Inspiration
We got the problem statement and the first thing we did was grab a piece of paper and draw. A circle at the top for the quantum engine. A diamond in the middle for something that watches everything. An oval at the bottom for the problem. Three arrows going in every direction between them. We stared at that sketch for a while and realized we weren't looking at a routing solver. We were looking at a living system. One where the quantum computer, the verification layer, and the problem itself are constantly talking to each other, feeding each other, correcting each other. That sketch is Meridian. We just had to build it.
What it does
Meridian takes a vehicle routing problem and solves it using quantum optimization running on qBraid. But the interesting part is not the solving. The interesting part is what happens after. Most quantum systems hand you an answer and walk away. Meridian has a layer called Glass Box that reads the entire probability distribution the quantum circuit produced, figures out how confident it is, and then explains the decision in plain language. Which route won. What the next best option was. How far apart they were. How many iterations it took to get there. On top of that the system watches itself. If circuits get too deep it backs off. If something is taking too long it switches modes. If a vehicle's route comes back low confidence it reruns with adjusted parameters. The whole thing is designed so there is always an answer, no matter what goes wrong.
How we built it
Three layers. The first layer is classical. We sort customers by their angle from the depot, assign them to vehicles in order, and run a quick greedy pass to get a rough route. That rough route becomes the starting point for the quantum circuit. The quantum computer never has to start from scratch. The second layer is quantum. Each vehicle cluster becomes its own QUBO problem. We encode position variables, write the distance objective, add two constraint penalties, and let QAOA find the minimum on qBraid's statevector simulator. The penalty weight is not hardcoded. It watches how many constraints are being violated each round and adjusts itself. The optimizer also has an early stopping mechanism so it does not waste time on flat landscapes. The third layer is Glass Box. Every event in the system publishes to a central bus. Glass Box reads all of it, logs all of it, and at the end produces a full audit trail for every decision that was made. Confidence scores. Route explanations. Penalty history. Approximation ratio versus the classical optimal. The whole picture.
Challenges we ran into
Instance 4 has 12 customers and 4 vehicles. If you encode that naively as a single QUBO you need over 100 qubits. That kills most approaches at this competition. We decomposed it. Classical clustering first, then independent quantum circuits per vehicle. That kept every sub-problem at 16 qubits maximum.

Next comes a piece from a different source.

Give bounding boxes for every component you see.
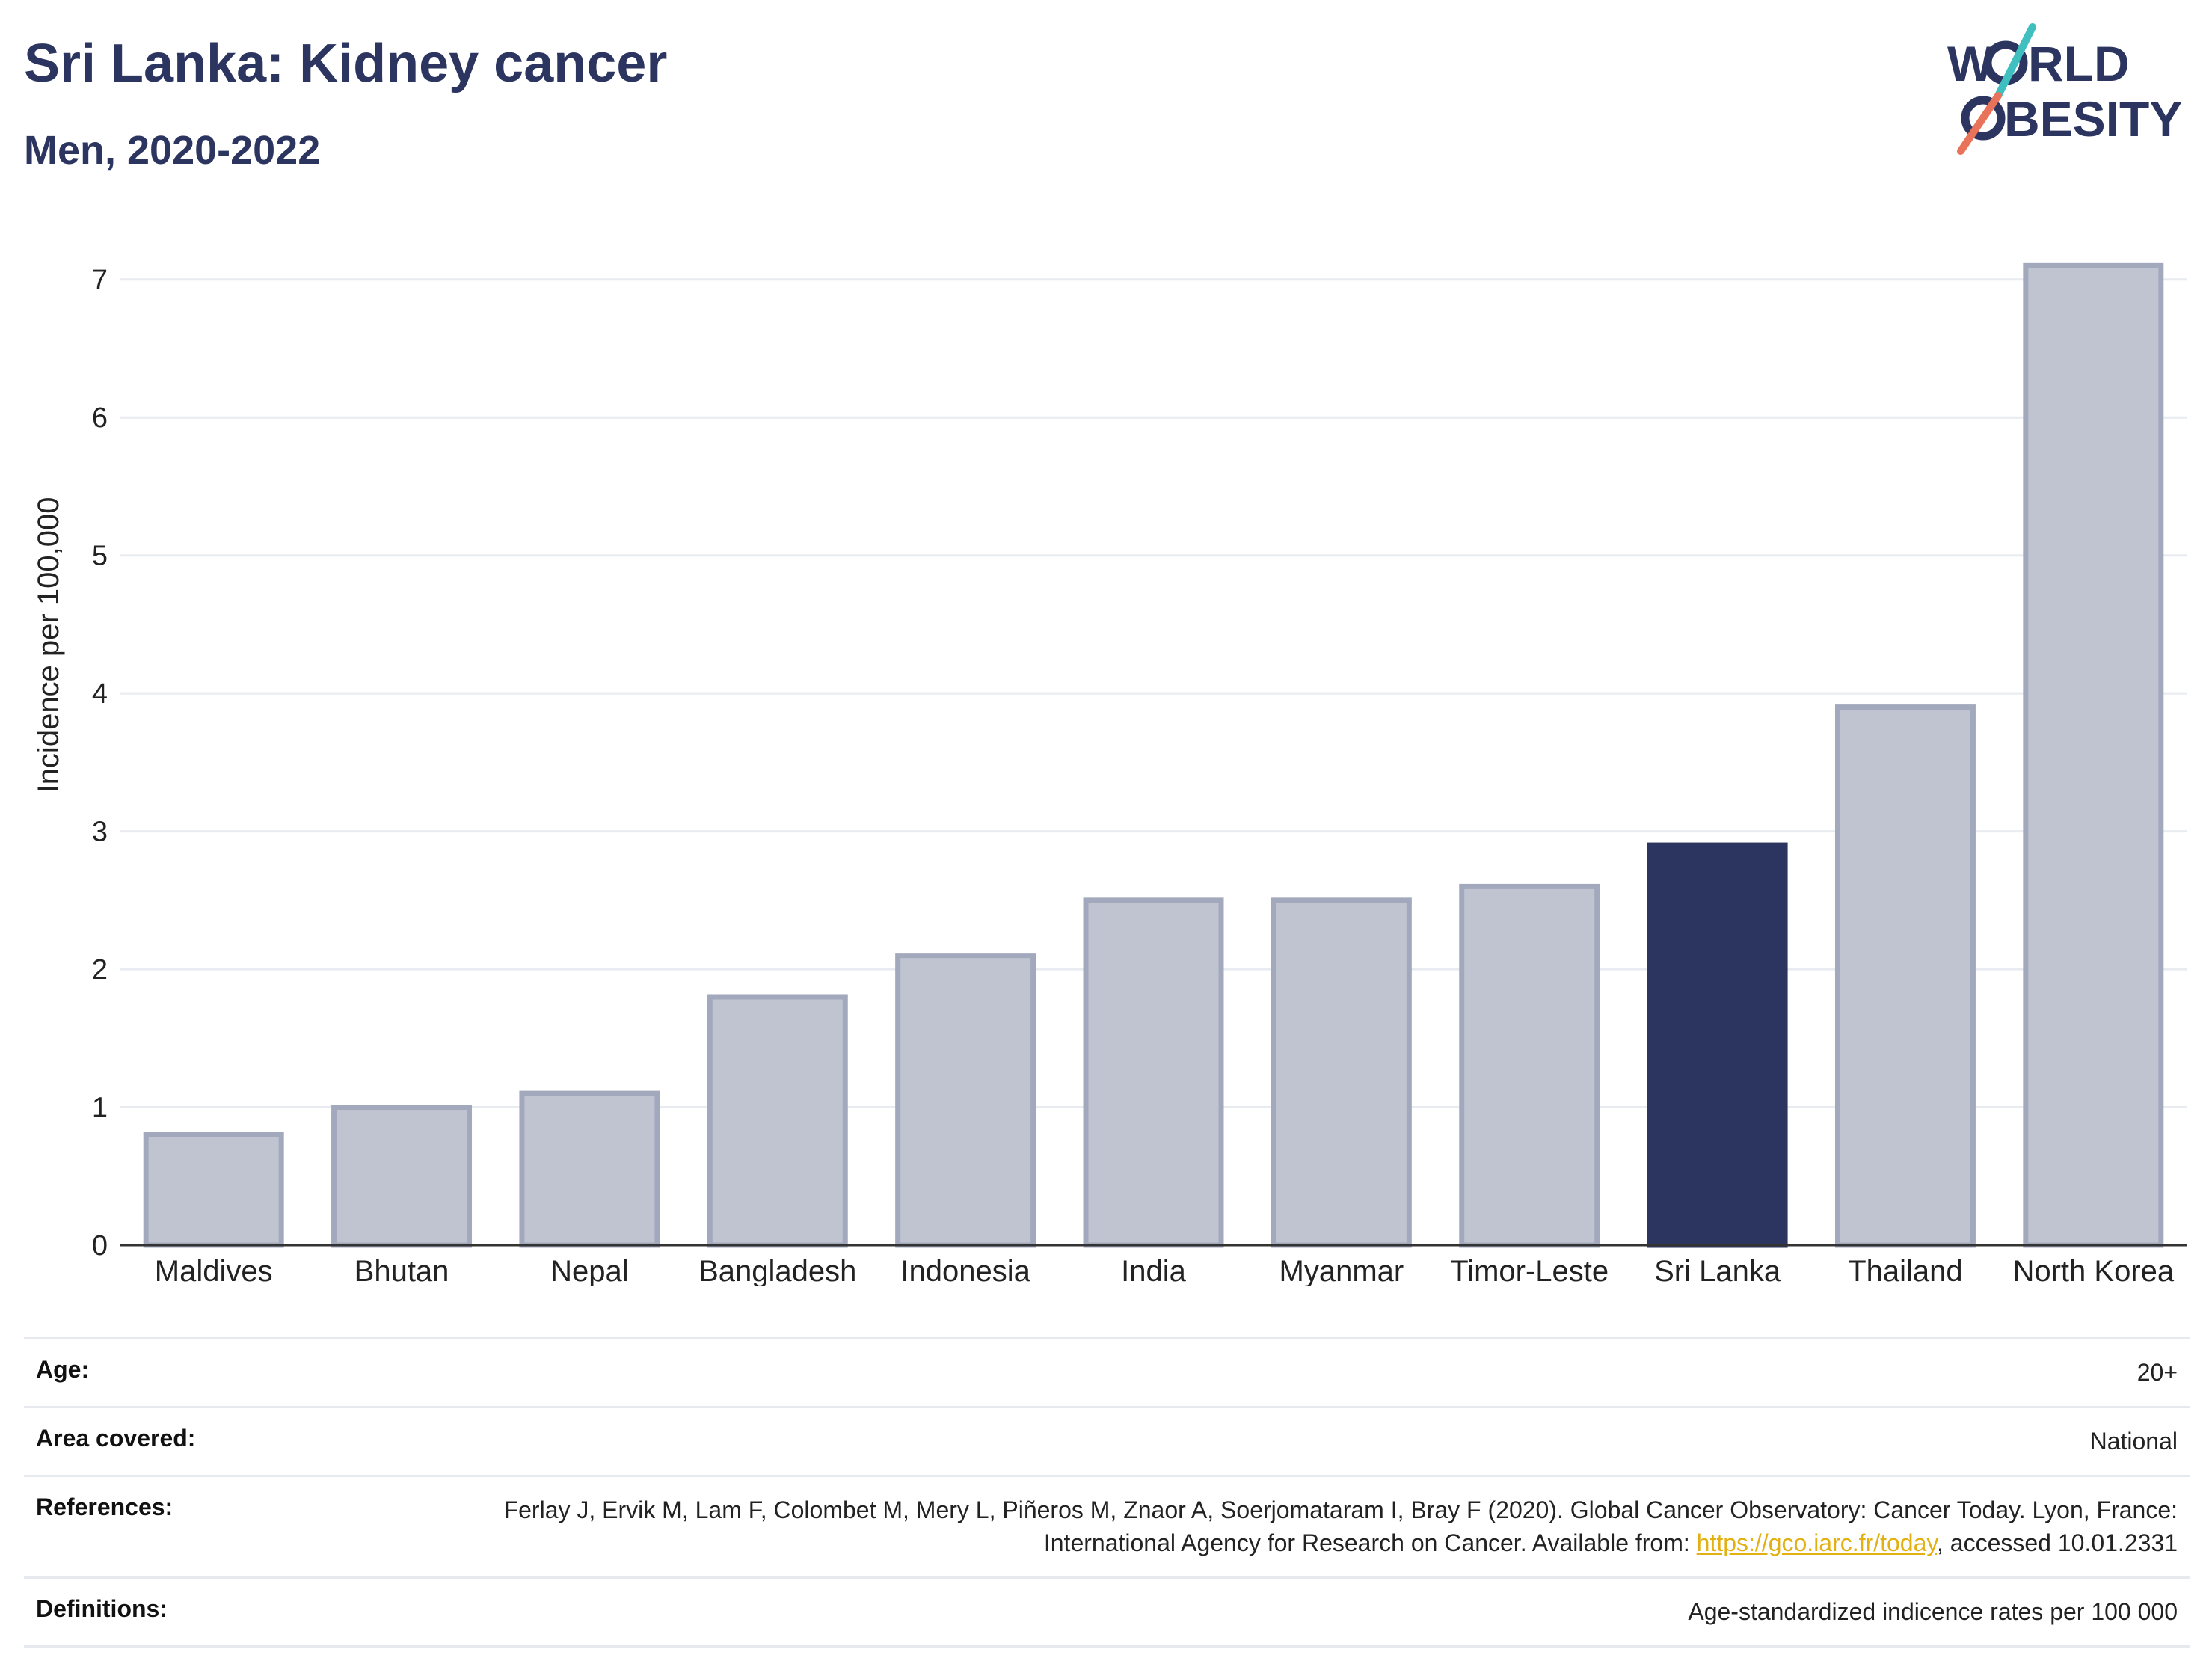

The problem got harder as we scaled up and our qubit count stayed flat. The other real challenge was the penalty weight. In a QUBO the penalty A has to be large enough to enforce constraints but not so large that the whole landscape flattens and the optimizer cannot find anything. We spent a lot of time on the adaptive loop that reads violation rates and tunes A across iterations. That is where most of the solution quality lives.
Accomplishments that we're proud of
All 4 instances solved. All constraints satisfied. All routes explained. The Glass Box confidence scores are real. They are computed from actual measurement distributions, not hardcoded. When a vehicle says it chose a route with 68% confidence that number means something. The system has never crashed during testing. Every failure mode we could think of has a handler. Five tier fallback cascade. Timeout limits at every layer. Convergence detection on the optimizer. The thing just keeps running.
What we learned
Quantum advantage is not about power. It is about knowing what to give the quantum computer. The decomposition insight is more valuable than any circuit optimization we did. Explainability in quantum systems is not a nice to have. If you cannot tell someone why the circuit chose what it chose, the answer is not trustworthy enough for real use. Glass Box is not a feature we bolted on. It changed how we thought about the whole system.
What's next for Meridian
Run it on real quantum hardware through qBraid. The fidelity monitor is already built for that. Extend Glass Box into a formal framework for quantum decision verification. There is a paper here that connects directly to existing work on AI interpretability. Multi-objective routing. Right now we minimize distance. The real world also cares about time, fuel, and emissions. The architecture already has the hook for weighted QUBO encoding. And honestly, the same system works for problems that have nothing to do with routing. Drug molecule placement. Financial portfolio construction. Satellite scheduling. The problem statement changes. The three layer architecture does not.